Skip to main content

Evaluation runs

Evaluation runs are MLflow runs that organize and store the results of evaluating your GenAI app. An evaluation run includes the following:

  • Traces: One trace for each input in your evaluation dataset.
  • Feedback: Quality assessments from scorers attached to each trace.
  • Metrics: Aggregate statistics across all evaluated examples.
  • Metadata: Information about the evaluation configuration.

How to create evaluation runs

An evaluation run is automatically created when you call mlflow.genai.evaluate().
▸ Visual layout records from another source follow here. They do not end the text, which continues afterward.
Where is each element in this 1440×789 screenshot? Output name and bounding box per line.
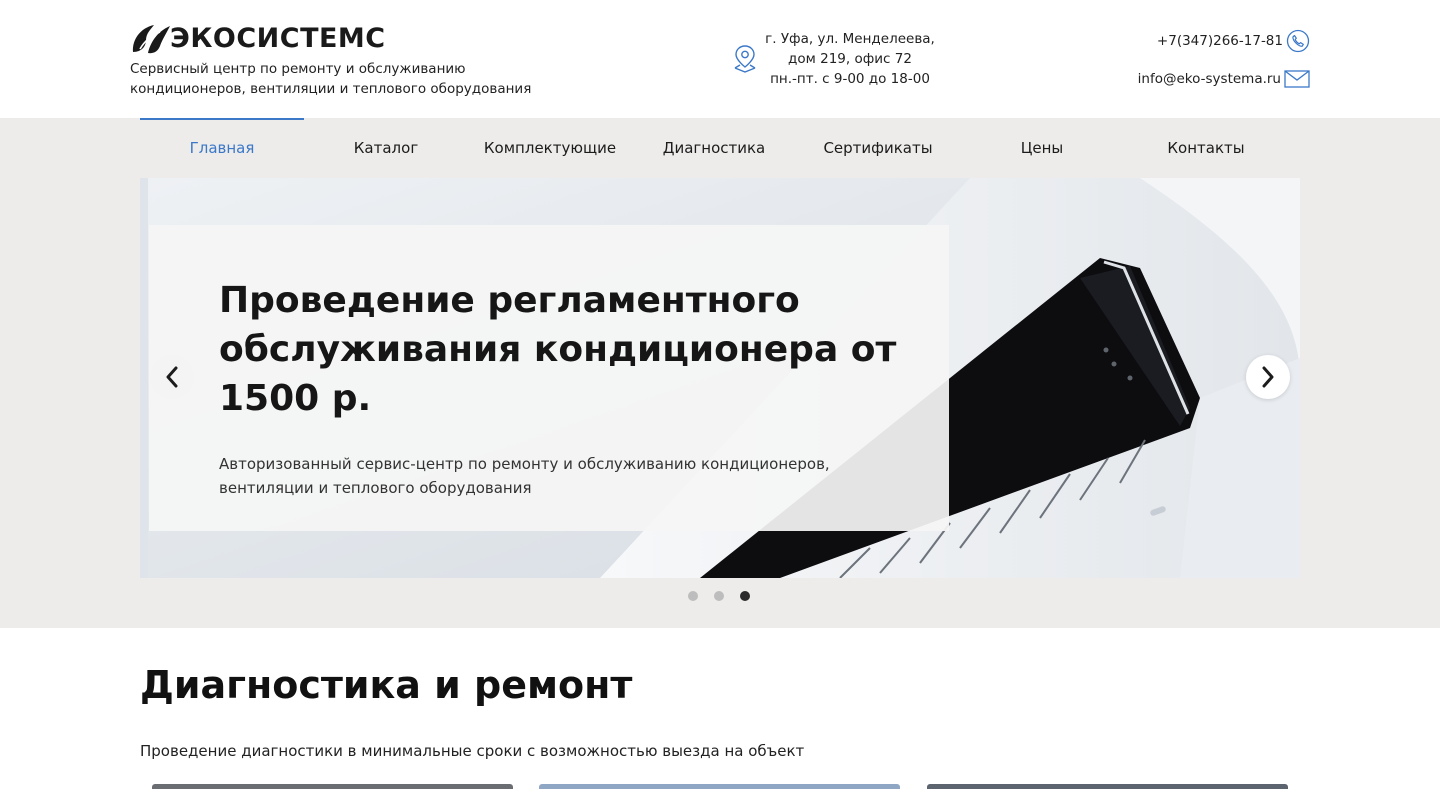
nav-item-contacts[interactable]: Контакты (1124, 118, 1288, 178)
address-line-hours: пн.-пт. с 9-00 до 18-00 (770, 71, 930, 87)
main-navigation: Главная Каталог Комплектующие Диагностик… (140, 118, 1300, 178)
nav-item-prices[interactable]: Цены (960, 118, 1124, 178)
phone-icon (1286, 29, 1310, 53)
service-cards (152, 784, 1288, 789)
address-text: г. Уфа, ул. Менделеева, дом 219, офис 72… (752, 29, 948, 89)
address-block: г. Уфа, ул. Менделеева, дом 219, офис 72… (732, 29, 942, 91)
slider-dots (688, 591, 750, 601)
chevron-left-icon (166, 366, 178, 388)
slider-dot-3[interactable] (740, 591, 750, 601)
service-card[interactable] (539, 784, 900, 789)
address-line-street: г. Уфа, ул. Менделеева, (765, 31, 935, 47)
address-line-office: дом 219, офис 72 (788, 51, 912, 67)
section-title: Диагностика и ремонт (140, 663, 633, 707)
slider-prev-button[interactable] (150, 355, 194, 399)
site-header: ЭКОСИСТЕМС Сервисный центр по ремонту и … (0, 0, 1440, 118)
service-card[interactable] (927, 784, 1288, 789)
phone-contact[interactable]: +7(347)266-17-81 (1050, 29, 1310, 53)
chevron-right-icon (1262, 366, 1274, 388)
envelope-icon (1284, 70, 1310, 88)
slide-subtitle: Авторизованный сервис-центр по ремонту и… (219, 455, 830, 497)
nav-item-diagnostics[interactable]: Диагностика (632, 118, 796, 178)
logo[interactable]: ЭКОСИСТЕМС (130, 22, 386, 56)
hero-section: Главная Каталог Комплектующие Диагностик… (0, 118, 1440, 628)
brand-name: ЭКОСИСТЕМС (170, 23, 386, 54)
brand-tagline: Сервисный центр по ремонту и обслуживани… (130, 61, 532, 97)
section-subtitle: Проведение диагностики в минимальные сро… (140, 742, 805, 760)
email-contact[interactable]: info@eko-systema.ru (1050, 67, 1310, 91)
slider-dot-1[interactable] (688, 591, 698, 601)
nav-item-catalog[interactable]: Каталог (304, 118, 468, 178)
stylized-leaf-logo-icon (132, 25, 170, 54)
nav-item-components[interactable]: Комплектующие (468, 118, 632, 178)
email-address[interactable]: info@eko-systema.ru (1138, 71, 1281, 87)
service-card[interactable] (152, 784, 513, 789)
nav-item-home[interactable]: Главная (140, 118, 304, 178)
slider-dot-2[interactable] (714, 591, 724, 601)
nav-item-certificates[interactable]: Сертификаты (796, 118, 960, 178)
phone-number[interactable]: +7(347)266-17-81 (1157, 33, 1283, 49)
slider-next-button[interactable] (1246, 355, 1290, 399)
hero-slider: Проведение регламентного обслуживания ко… (140, 178, 1300, 578)
contacts-block: +7(347)266-17-81 info@eko-systema.ru (1050, 29, 1310, 105)
slide-title: Проведение регламентного обслуживания ко… (219, 280, 897, 419)
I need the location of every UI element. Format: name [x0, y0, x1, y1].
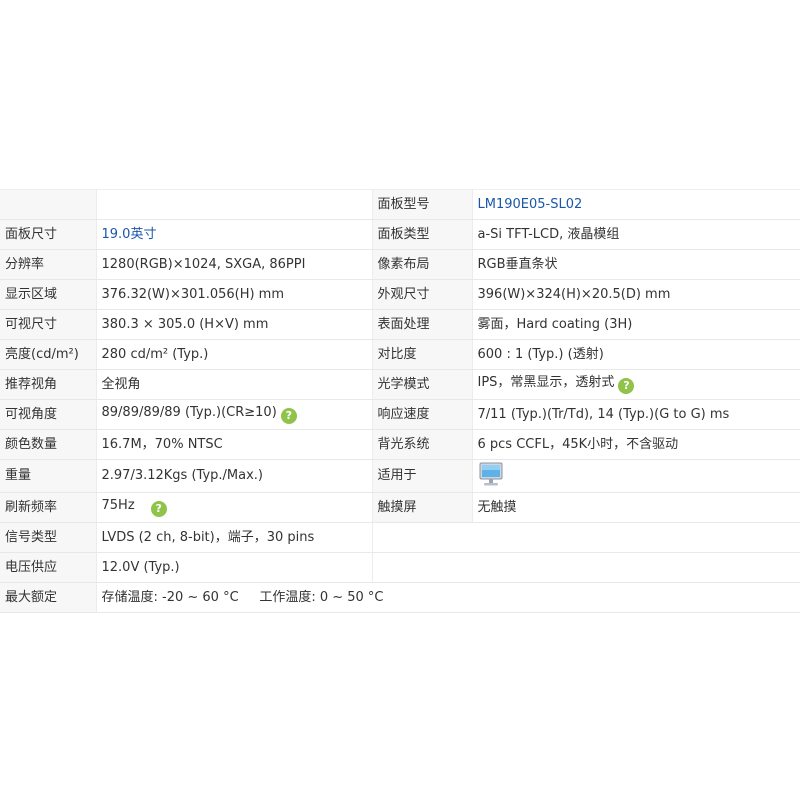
contrast-value: 600 : 1 (Typ.) (透射) — [472, 339, 800, 370]
table-row: 面板尺寸 19.0英寸 面板类型 a-Si TFT-LCD, 液晶模组 — [0, 219, 800, 250]
resolution-value: 1280(RGB)×1024, SXGA, 86PPI — [96, 249, 373, 280]
size-label: 面板尺寸 — [0, 219, 97, 250]
table-row: 刷新频率 75Hz? 触摸屏 无触摸 — [0, 492, 800, 523]
brightness-value: 280 cd/m² (Typ.) — [96, 339, 373, 370]
signal-value: LVDS (2 ch, 8-bit)，端子，30 pins — [96, 522, 373, 553]
refresh-cell: 75Hz? — [96, 492, 373, 523]
optical-label: 光学模式 — [372, 369, 473, 400]
table-row: 分辨率 1280(RGB)×1024, SXGA, 86PPI 像素布局 RGB… — [0, 249, 800, 280]
response-value: 7/11 (Typ.)(Tr/Td), 14 (Typ.)(G to G) ms — [472, 399, 800, 430]
outline-label: 外观尺寸 — [372, 279, 473, 310]
rec-view-label: 推荐视角 — [0, 369, 97, 400]
voltage-label: 电压供应 — [0, 552, 97, 583]
spec-table: 面板型号 LM190E05-SL02 面板尺寸 19.0英寸 面板类型 a-Si… — [0, 189, 800, 613]
view-angle-cell: 89/89/89/89 (Typ.)(CR≥10)? — [96, 399, 373, 430]
pixel-label: 像素布局 — [372, 249, 473, 280]
application-label: 适用于 — [372, 459, 473, 493]
weight-label: 重量 — [0, 459, 97, 493]
brightness-label: 亮度(cd/m²) — [0, 339, 97, 370]
resolution-label: 分辨率 — [0, 249, 97, 280]
type-label: 面板类型 — [372, 219, 473, 250]
table-row: 重量 2.97/3.12Kgs (Typ./Max.) 适用于 — [0, 459, 800, 493]
optical-cell: IPS，常黑显示，透射式? — [472, 369, 800, 400]
help-icon[interactable]: ? — [150, 501, 167, 517]
active-area-value: 376.32(W)×301.056(H) mm — [96, 279, 373, 310]
rec-view-value: 全视角 — [96, 369, 373, 400]
outline-value: 396(W)×324(H)×20.5(D) mm — [472, 279, 800, 310]
application-cell — [472, 459, 800, 493]
response-label: 响应速度 — [372, 399, 473, 430]
view-size-value: 380.3 × 305.0 (H×V) mm — [96, 309, 373, 340]
contrast-label: 对比度 — [372, 339, 473, 370]
backlight-label: 背光系统 — [372, 429, 473, 460]
max-rating-value: 存储温度: -20 ~ 60 °C 工作温度: 0 ~ 50 °C — [96, 582, 800, 613]
model-link[interactable]: LM190E05-SL02 — [472, 189, 800, 220]
size-link[interactable]: 19.0英寸 — [96, 219, 373, 250]
colors-label: 颜色数量 — [0, 429, 97, 460]
voltage-value: 12.0V (Typ.) — [96, 552, 373, 583]
table-row: 颜色数量 16.7M，70% NTSC 背光系统 6 pcs CCFL，45K小… — [0, 429, 800, 460]
active-area-label: 显示区域 — [0, 279, 97, 310]
table-row: 面板型号 LM190E05-SL02 — [0, 189, 800, 220]
touch-value: 无触摸 — [472, 492, 800, 523]
model-label: 面板型号 — [372, 189, 473, 220]
table-row: 可视尺寸 380.3 × 305.0 (H×V) mm 表面处理 雾面，Hard… — [0, 309, 800, 340]
table-row: 电压供应 12.0V (Typ.) — [0, 552, 800, 583]
monitor-icon[interactable] — [478, 461, 504, 492]
view-angle-value: 89/89/89/89 (Typ.)(CR≥10) — [101, 405, 277, 420]
surface-value: 雾面，Hard coating (3H) — [472, 309, 800, 340]
view-angle-label: 可视角度 — [0, 399, 97, 430]
refresh-label: 刷新频率 — [0, 492, 97, 523]
table-row: 推荐视角 全视角 光学模式 IPS，常黑显示，透射式? — [0, 369, 800, 400]
type-value: a-Si TFT-LCD, 液晶模组 — [472, 219, 800, 250]
help-icon[interactable]: ? — [618, 378, 635, 394]
table-row: 亮度(cd/m²) 280 cd/m² (Typ.) 对比度 600 : 1 (… — [0, 339, 800, 370]
colors-value: 16.7M，70% NTSC — [96, 429, 373, 460]
table-row: 最大额定 存储温度: -20 ~ 60 °C 工作温度: 0 ~ 50 °C — [0, 582, 800, 613]
pixel-value: RGB垂直条状 — [472, 249, 800, 280]
table-row: 信号类型 LVDS (2 ch, 8-bit)，端子，30 pins — [0, 522, 800, 553]
touch-label: 触摸屏 — [372, 492, 473, 523]
table-row: 显示区域 376.32(W)×301.056(H) mm 外观尺寸 396(W)… — [0, 279, 800, 310]
backlight-value: 6 pcs CCFL，45K小时，不含驱动 — [472, 429, 800, 460]
refresh-value: 75Hz — [101, 498, 135, 513]
help-icon[interactable]: ? — [280, 408, 297, 424]
weight-value: 2.97/3.12Kgs (Typ./Max.) — [96, 459, 373, 493]
view-size-label: 可视尺寸 — [0, 309, 97, 340]
surface-label: 表面处理 — [372, 309, 473, 340]
table-row: 可视角度 89/89/89/89 (Typ.)(CR≥10)? 响应速度 7/1… — [0, 399, 800, 430]
optical-value: IPS，常黑显示，透射式 — [477, 375, 615, 390]
signal-label: 信号类型 — [0, 522, 97, 553]
max-rating-label: 最大额定 — [0, 582, 97, 613]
For more information about mlflow.genai.evaluate(), see the MLflow source code and documentation.

Python
import mlflow

# This creates an evaluation run
results = mlflow.genai.evaluate(
data=test_dataset,
predict_fn=my_app,
scorers=[correctness_scorer, safety_scorer],
experiment_name="my_app_evaluations"
)

# Access the run ID
print(f"Evaluation run ID: {results.run_id}")

Evaluation run structure

Evaluation Run
├── Run Info
│ ├── run_id: unique identifier
│ ├── experiment_id: which experiment it belongs to
│ ├── start_time: when evaluation began
│ └── status: success/failed
├── Traces (one per dataset row)
│ ├── Trace 1
│ │ ├── inputs: {"question": "What is MLflow?"}
│ │ ├── outputs: {"response": "MLflow is..."}
│ │ └── feedbacks: [correctness: 0.8, relevance: 1.0]
│ ├── Trace 2
│ └── ...
├── Aggregate Metrics
│ ├── correctness_mean: 0.85
│ ├── relevance_mean: 0.92
│ └── safety_pass_rate: 1.0
└── Parameters
├── model_version: "v2.1"
├── dataset_name: "qa_test_v1"
└── scorers: ["correctness", "relevance", "safety"]